Machine-understanding of text is part of many marketers’ toolbox, but it is one of the more complex tools. Today, a startup called MonkeyLearn is releasing the beta version of a cloud-based artificial intelligence platform that it hopes can do for text mining what WordPress did for websites and blogs.
“We want to make text mining-driven applications easy,” co-founder Martín Alcalá Rubí told VentureBeat.
Users select or create a module, such as one for “Movies, Music & Games.” Web pages, documents, or emails are uploaded to the platform or direct text feeds are captured via an API.
MonkeyLearn’s algorithm extracts the key features and characterizes the supplied material as belonging to a category (say, movies) within the module. Through an API, the categorized content can be then be utilized by a web site or app. The algorithm can be customized by the user for the industry and refined by machine learning.
MonkeyLearn offers a number of possible use cases for this categorization: It can be employed to target appropriate ads or content by profiling webpages or users’ posts. Also, a company could conduct sentiment analysis of tweets to automatically determine if bad or good comments are being bandied about.
The tweets from people you follow on Twitter can be used to characterize your interests, creating an interest profile that can then personalize an online news publication for you. The platform can be used, Alcalá Rubí told us, “to turn any [web] page into a Flipboard,” organized by a user’s interests. (See example for VentureBeat at the top of this page.)

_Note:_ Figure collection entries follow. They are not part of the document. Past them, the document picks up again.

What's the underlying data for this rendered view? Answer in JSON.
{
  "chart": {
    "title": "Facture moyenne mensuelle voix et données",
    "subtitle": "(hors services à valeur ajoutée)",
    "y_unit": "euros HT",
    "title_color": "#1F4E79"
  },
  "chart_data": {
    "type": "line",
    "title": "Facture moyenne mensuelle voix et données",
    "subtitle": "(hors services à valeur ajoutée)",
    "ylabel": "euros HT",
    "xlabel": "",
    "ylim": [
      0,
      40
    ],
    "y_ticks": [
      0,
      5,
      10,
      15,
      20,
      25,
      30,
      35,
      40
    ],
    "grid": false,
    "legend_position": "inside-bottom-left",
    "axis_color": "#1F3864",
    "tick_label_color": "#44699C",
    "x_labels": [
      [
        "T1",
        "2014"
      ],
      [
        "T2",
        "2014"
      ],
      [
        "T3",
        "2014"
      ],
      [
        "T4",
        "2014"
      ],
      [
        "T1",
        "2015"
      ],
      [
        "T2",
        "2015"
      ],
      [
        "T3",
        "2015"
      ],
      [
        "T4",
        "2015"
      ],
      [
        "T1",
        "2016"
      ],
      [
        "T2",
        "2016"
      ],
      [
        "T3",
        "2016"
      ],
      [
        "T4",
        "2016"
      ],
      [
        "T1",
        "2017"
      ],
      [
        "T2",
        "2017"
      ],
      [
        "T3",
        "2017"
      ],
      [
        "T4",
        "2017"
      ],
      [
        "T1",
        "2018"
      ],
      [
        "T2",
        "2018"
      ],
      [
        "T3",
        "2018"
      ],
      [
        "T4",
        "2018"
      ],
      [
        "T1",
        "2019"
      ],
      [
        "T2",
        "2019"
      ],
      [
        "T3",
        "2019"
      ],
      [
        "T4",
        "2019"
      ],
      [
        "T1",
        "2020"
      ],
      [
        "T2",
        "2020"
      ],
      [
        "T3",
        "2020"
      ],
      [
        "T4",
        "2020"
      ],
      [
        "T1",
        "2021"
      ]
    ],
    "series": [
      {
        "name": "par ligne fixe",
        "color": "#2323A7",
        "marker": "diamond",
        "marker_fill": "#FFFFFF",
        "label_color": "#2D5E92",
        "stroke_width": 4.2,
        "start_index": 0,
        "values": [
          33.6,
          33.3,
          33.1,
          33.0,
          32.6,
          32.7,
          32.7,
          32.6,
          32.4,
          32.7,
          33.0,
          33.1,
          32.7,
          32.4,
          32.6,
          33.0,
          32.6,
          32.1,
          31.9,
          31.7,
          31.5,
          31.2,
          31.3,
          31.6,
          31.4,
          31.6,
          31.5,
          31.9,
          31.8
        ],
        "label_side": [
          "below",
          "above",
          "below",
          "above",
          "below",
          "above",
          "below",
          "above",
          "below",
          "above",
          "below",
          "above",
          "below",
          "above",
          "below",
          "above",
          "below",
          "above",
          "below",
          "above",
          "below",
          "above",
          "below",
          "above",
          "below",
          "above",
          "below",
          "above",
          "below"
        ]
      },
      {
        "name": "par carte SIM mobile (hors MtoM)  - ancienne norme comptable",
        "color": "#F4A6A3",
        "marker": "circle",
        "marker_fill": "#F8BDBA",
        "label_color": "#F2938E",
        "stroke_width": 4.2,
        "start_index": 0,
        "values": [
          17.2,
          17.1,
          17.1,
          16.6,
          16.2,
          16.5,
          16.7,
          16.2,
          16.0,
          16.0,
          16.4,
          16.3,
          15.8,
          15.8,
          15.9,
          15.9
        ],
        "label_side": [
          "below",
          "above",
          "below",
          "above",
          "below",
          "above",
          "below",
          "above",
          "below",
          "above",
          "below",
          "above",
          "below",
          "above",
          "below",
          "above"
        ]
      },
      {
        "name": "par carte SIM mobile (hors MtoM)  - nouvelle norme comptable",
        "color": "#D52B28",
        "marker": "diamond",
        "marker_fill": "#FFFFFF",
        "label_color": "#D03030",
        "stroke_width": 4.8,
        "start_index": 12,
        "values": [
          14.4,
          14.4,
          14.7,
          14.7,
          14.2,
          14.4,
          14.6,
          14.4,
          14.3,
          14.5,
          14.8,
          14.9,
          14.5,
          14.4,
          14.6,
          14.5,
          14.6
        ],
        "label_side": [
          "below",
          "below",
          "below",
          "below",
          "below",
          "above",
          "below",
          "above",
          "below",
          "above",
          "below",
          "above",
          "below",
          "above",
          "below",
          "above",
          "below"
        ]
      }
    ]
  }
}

Obscenity or bullying can be automatically detected on social networks, or emails can be machine-sorted and sent to the appropriate department for resolution.
Beyond classification, MonkeyLearn envisions adding such capabilities as automated summarization of content so that, for instance, all posted comments on a movie could be characterized in one paragraph.
Text analytics, used by Netflix’ movie recommendation engine and similar services, is rapidly becoming a key piece of customer engagement platforms. Alcalá Rubí said that the company intends to distinguish itself from such standalone text mining competitors as AlchemyAPI and BigML through its versatility, ease of use — “It’s really easy for developers to integrate,” he told us — and by its customizability.
Or possibly by its pricing. There are no long-term contracts, and a free level allows up to 1,000 submissions or queries per month. Three other levels, topping out at $500/month for a million queries, are also offered.
MonkeyLearn, which opened an alpha version in April for 300 users, is a one-year-old spinoff of the co-founders’ five-year-old artificial intelligence company Tryolabs. To date, it has raised $250,000 from the three co-founders — Alcalá Rubí, Raúl Garreta and Ernesto Rodríguez — as well as from the Uruguay government’s ANII investment fund and from a personal investment by Eduardo Mangarelli, director of technology at Microsoft Latin America.